Cameron’s reputation is on the line over Murdoch crisis
David Cameron’s arrogant dismissal of those who advised him against hiring Coulson is a problem
Nick Clegg will meet the family of murdered schoolgirl Milly Dowler in Downing Street today, leaving the Prime Minister free to launch reforms of the public services. Cameron has postponed meeting the Dowler family because he wants to show that despite being personally mired in the News International phone hacking scandal, it is 'business as usual' at Number Ten. It won't work.
Cameron is so damaged by his continued personal friendship with the leading figures in the scandal, Andy Coulson and Rebekah Brooks, that plans to allow private companies to bid for emptying the bins will not deflect attention from the serious questions about the prime minister's judgment.
The phone hacking crisis has also opened up a dangerous split in the coalition, which is being levered open by Ed Miliband.
Clegg's Lib Dem MPs are now preparing to break with the Tories and vote with Labour on a Commons motion this Wedensday calling for the takeover of BSkyB by Rupert Murdoch's News Corp to be delayed until 2013 at the earliest.
The threat of the delay has already wiped £1bn off BSkyB shares and slashed the value of News International shares.

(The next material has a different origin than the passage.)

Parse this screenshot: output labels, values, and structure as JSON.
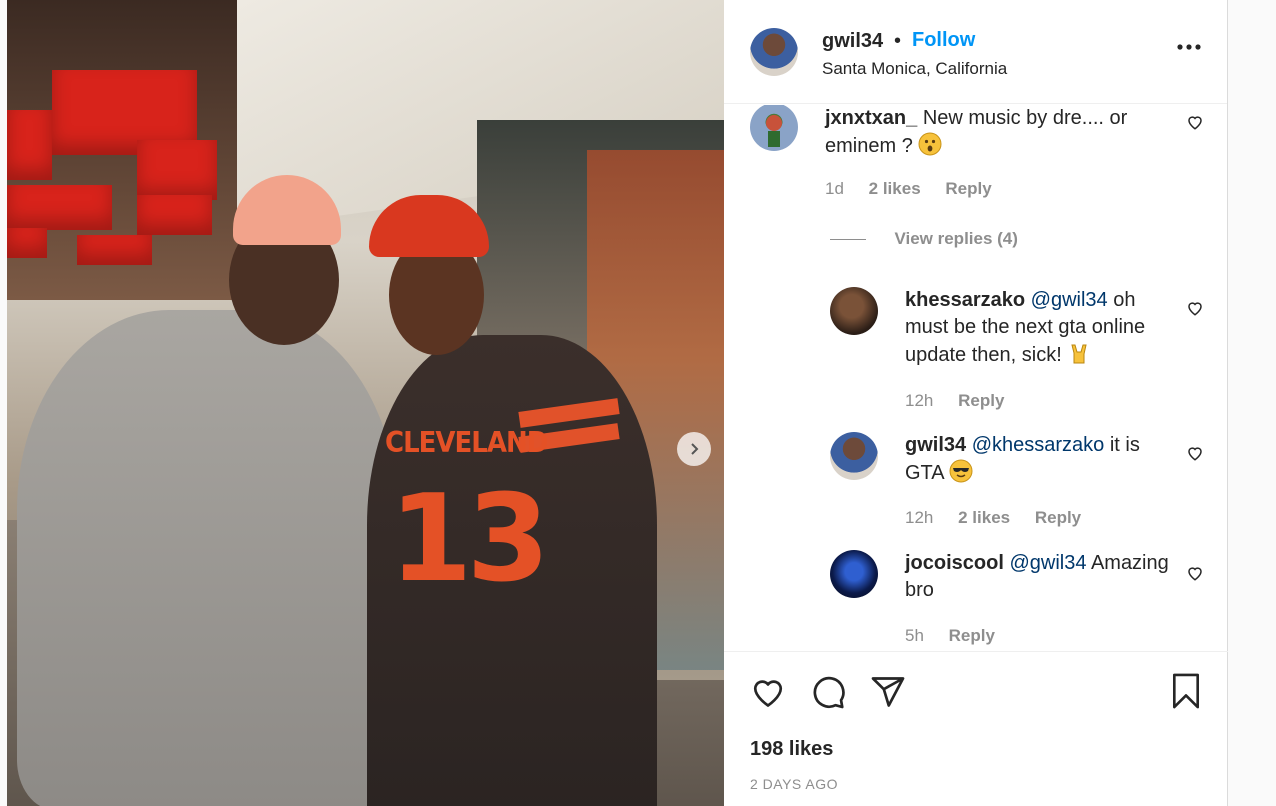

Murdoch flew into London at the weekend because he has billions riding on the deal going through.
Last night, in a media scrum, the media tycoon said Brooks was his "priority". But the truth is BSkyB is his priority. And you can be sure that Murdoch or his aides are putting huge pressure on Cameron, making it clear that if he allows the bid to be blocked on the grounds that the executives of News Corp are not "fit and proper" to hold a broadcasting licence, Murdoch will "sue the ass" off the government.
Inside the Cabinet, the shadow of Murdoch has caused a further split between two factions - one, led by Nick Clegg and Steve Hilton, Cameron's chief aide, who want to limit the influence of Murdoch over the government, and a second pro-News International faction led by chancellor George Osborne.
It was Osborne who was responsible for persuading Cameron to hire Andy Coulson in the first place, and who invited News International executives to his 40th birthday party at the grace-and-favour country residence, Dorneywood.
Others in the pro-Murdoch camp include - astonishingly, given his responsibility to oversee the BSkyB bid - culture secretary Jeremy Hunt and his deputy, Ed Vaizey.
Cameron had the chance to distance himself last Friday, when Coulson was arrested, but chose not to do so. Some naively praised his readiness to stand by his mate. It would not matter if they were just mates, but the BSkyB bid makes Cameron's chummy relationship with Murdoch's executives different. Murdoch once came close to bankruptcy and his global assets are threatened again if he is frustrated over the BSkyB bid.
We now know that both Nick Clegg and his Lib Dem predecessor Paddy Ashdown warned Cameron not to take Coulson with him into Downing Street in May 2010. Cameron ignored them both - as well as the advice of Guardian editor Alan Rusbridger, who could see what was coming.
It is not just Cameron's judgment that's being questioned as a result. It is worse than that. His character is on trial too.
He has built up a media-friendly image as a jokey, engaging politician - the true heir to Blair and quite the opposite of Gordon Brown. But those who know him understand there is another side to Cameron that showed itself when he was head of communications at Carlton Television. Tory-supporting journalist Peter Oborne summed it up as "the sharp-suited media operator who will do what it takes to get to the top".
Others say it's the Old Etonian in him - an arrogance that allows him to ignore his advisers and do his own thing if he feels like it.
Either way, this side of Cameron - the one pilloried in parliament as 'Flashman' - will have trouble getting re-elected.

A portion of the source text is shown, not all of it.